Ed Driscoll

Thomas Friedman's Multifaceted Views On Democracy

Friedman in September of 2009 on “Our One-Party Democracy:”

Watching both the health care and climate/energy debates in Congress, it is hard not to draw the following conclusion: There is only one thing worse than one-party autocracy, and that is one-party democracy, which is what we have in America today.

One-party autocracy certainly has its drawbacks. But when it is led by a reasonably enlightened group of people, as China is today, it can also have great advantages. That one party can just impose the politically difficult but critically important policies needed to move a society forward in the 21st century.
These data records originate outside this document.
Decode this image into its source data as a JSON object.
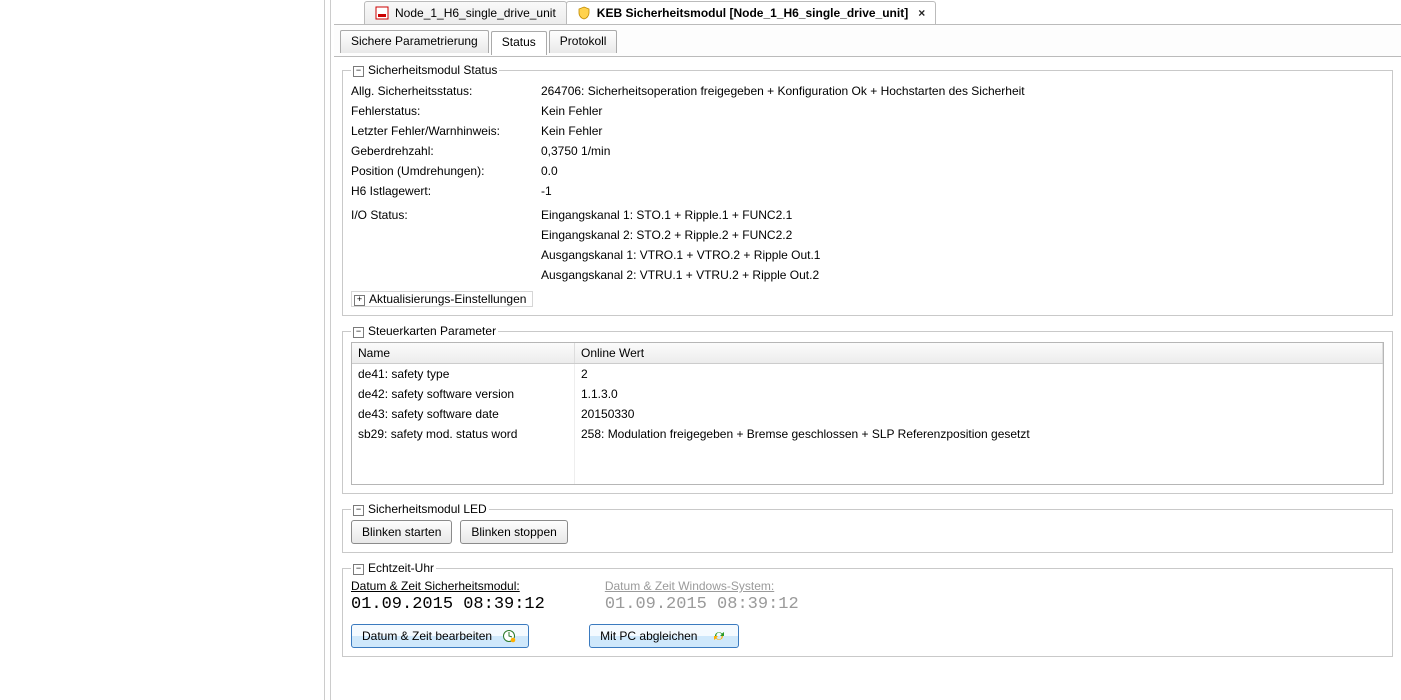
{
  "doc_tabs": {
    "inactive": "Node_1_H6_single_drive_unit",
    "active": "KEB Sicherheitsmodul [Node_1_H6_single_drive_unit]"
  },
  "inner_tabs": {
    "t1": "Sichere Parametrierung",
    "t2": "Status",
    "t3": "Protokoll"
  },
  "status_group": {
    "legend": "Sicherheitsmodul Status",
    "rows": {
      "allg_label": "Allg. Sicherheitsstatus:",
      "allg_value": "264706: Sicherheitsoperation freigegeben + Konfiguration Ok + Hochstarten des Sicherheit",
      "fehler_label": "Fehlerstatus:",
      "fehler_value": "Kein Fehler",
      "last_label": "Letzter Fehler/Warnhinweis:",
      "last_value": "Kein Fehler",
      "geber_label": "Geberdrehzahl:",
      "geber_value": "0,3750 1/min",
      "pos_label": "Position (Umdrehungen):",
      "pos_value": "0.0",
      "h6_label": "H6 Istlagewert:",
      "h6_value": "-1",
      "io_label": "I/O Status:",
      "io_line1": "Eingangskanal 1: STO.1 + Ripple.1 + FUNC2.1",
      "io_line2": "Eingangskanal 2: STO.2 + Ripple.2 + FUNC2.2",
      "io_line3": "Ausgangskanal 1: VTRO.1 + VTRO.2 + Ripple Out.1",
      "io_line4": "Ausgangskanal 2: VTRU.1 + VTRU.2 + Ripple Out.2"
    },
    "refresh_legend": "Aktualisierungs-Einstellungen"
  },
  "params_group": {
    "legend": "Steuerkarten Parameter",
    "headers": {
      "name": "Name",
      "value": "Online Wert"
    },
    "rows": [
      {
        "name": "de41: safety type",
        "value": "2"
      },
      {
        "name": "de42: safety software version",
        "value": "1.1.3.0"
      },
      {
        "name": "de43: safety software date",
        "value": "20150330"
      },
      {
        "name": "sb29: safety mod. status word",
        "value": "258: Modulation freigegeben + Bremse geschlossen + SLP Referenzposition gesetzt"
      }
    ]
  },
  "led_group": {
    "legend": "Sicherheitsmodul LED",
    "start_btn": "Blinken starten",
    "stop_btn": "Blinken stoppen"
  },
  "rtc_group": {
    "legend": "Echtzeit-Uhr",
    "mod_head": "Datum & Zeit Sicherheitsmodul:",
    "mod_time": "01.09.2015 08:39:12",
    "win_head": "Datum & Zeit Windows-System:",
    "win_time": "01.09.2015 08:39:12",
    "edit_btn": "Datum & Zeit bearbeiten",
    "sync_btn": "Mit PC abgleichen"
  }
}
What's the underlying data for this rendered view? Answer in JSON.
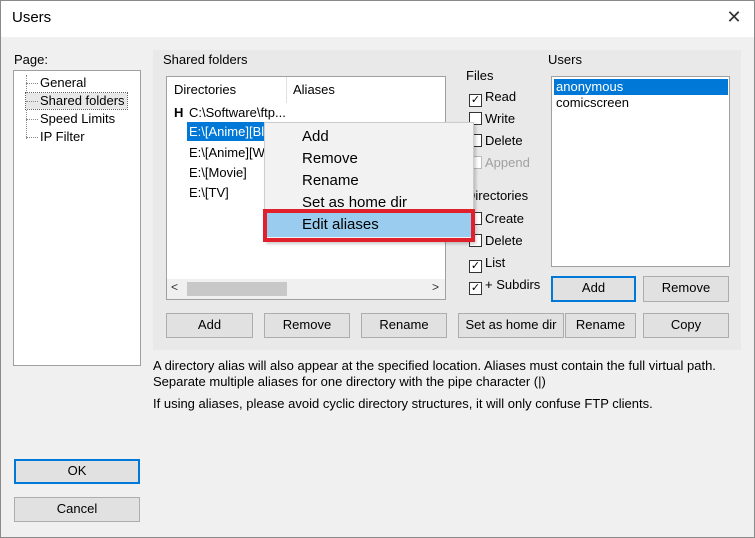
{
  "window": {
    "title": "Users",
    "close_icon": "✕"
  },
  "page_panel": {
    "label": "Page:",
    "items": [
      "General",
      "Shared folders",
      "Speed Limits",
      "IP Filter"
    ],
    "selected": "Shared folders"
  },
  "shared": {
    "label": "Shared folders",
    "columns": [
      "Directories",
      "Aliases"
    ],
    "rows": [
      {
        "flag": "H",
        "path": "C:\\Software\\ftp..."
      },
      {
        "flag": "",
        "path": "E:\\[Anime][Bl"
      },
      {
        "flag": "",
        "path": "E:\\[Anime][W"
      },
      {
        "flag": "",
        "path": "E:\\[Movie]"
      },
      {
        "flag": "",
        "path": "E:\\[TV]"
      }
    ],
    "buttons": {
      "add": "Add",
      "remove": "Remove",
      "rename": "Rename",
      "set_home": "Set as home dir"
    }
  },
  "files": {
    "label": "Files",
    "read": "Read",
    "write": "Write",
    "delete": "Delete",
    "append": "Append"
  },
  "directories": {
    "label": "Directories",
    "create": "Create",
    "delete": "Delete",
    "list": "List",
    "subdirs": "+ Subdirs"
  },
  "users": {
    "label": "Users",
    "items": [
      "anonymous",
      "comicscreen"
    ],
    "buttons": {
      "add": "Add",
      "remove": "Remove",
      "rename": "Rename",
      "copy": "Copy"
    }
  },
  "info": {
    "line1": "A directory alias will also appear at the specified location. Aliases must contain the full virtual path.",
    "line2": "Separate multiple aliases for one directory with the pipe character (|)",
    "line3": "If using aliases, please avoid cyclic directory structures, it will only confuse FTP clients."
  },
  "context_menu": {
    "items": [
      "Add",
      "Remove",
      "Rename",
      "Set as home dir",
      "Edit aliases"
    ],
    "highlighted": "Edit aliases"
  },
  "dialog_buttons": {
    "ok": "OK",
    "cancel": "Cancel"
  },
  "icons": {
    "check": "✓",
    "scroll_left": "<",
    "scroll_right": ">"
  },
  "colors": {
    "selection": "#0078d7",
    "menu_highlight": "#99ccee",
    "annotation_red": "#e0202a"
  }
}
It is not an accident that China is committed to overtaking us in electric cars, solar power, energy efficiency, batteries, nuclear power and wind power. China’s leaders understand that in a world of exploding populations and rising emerging-market middle classes, demand for clean power and energy efficiency is going to soar. Beijing wants to make sure that it owns that industry and is ordering the policies to do that, including boosting gasoline prices, from the top down.

Friedman, today: “It’s Up to Iraqis Now. Good Luck:”

Former President George W. Bush’s gut instinct that this region craved and needed democracy was always right. It should have and could have been pursued with much better planning and execution. This war has been extraordinarily painful and costly. But democracy was never going to have a virgin birth in a place like Iraq, which has never known any such thing.

Some argue that nothing that happens in Iraq will ever justify the costs. Historians will sort that out. Personally, at this stage, I only care about one thing: that the outcome in Iraq be positive enough and forward-looking enough that those who have actually paid the price — in lost loved ones or injured bodies, in broken homes or broken lives, be they Iraqis or Americans or Brits — see Iraq evolve into something that will enable them to say that whatever the cost, it has given freedom and decent government to people who had none.

So Mao’s brutal dictatorship and millions killed are acceptable because China is currenly led by “a reasonably enlightened group of people” (if you say so, Tom), but Saddam’s isn’t? As Jonah Goldberg writes (and they’re having lots of fun with Friedman’s multifaceted views on democracy throughout the Corner today; just keep scrolling):

The real breakthrough will come when Friedman writes that Iraq’s transition from villainous autocracy to democracy has merely set the stage for what Iraq really needs: “enlightened autocracy” you know, like the Chinese have. If only Saddam had invested in solar-powered windmills, we could have spared the bother.

Elsewhere, while Mattel is busy creating Mad Men dolls (no cigarettes or Martini glasses to help today’s kids get off on the right foot, alas), Hanna-Barbera seems to have acquired the rights to Friedman’s life story.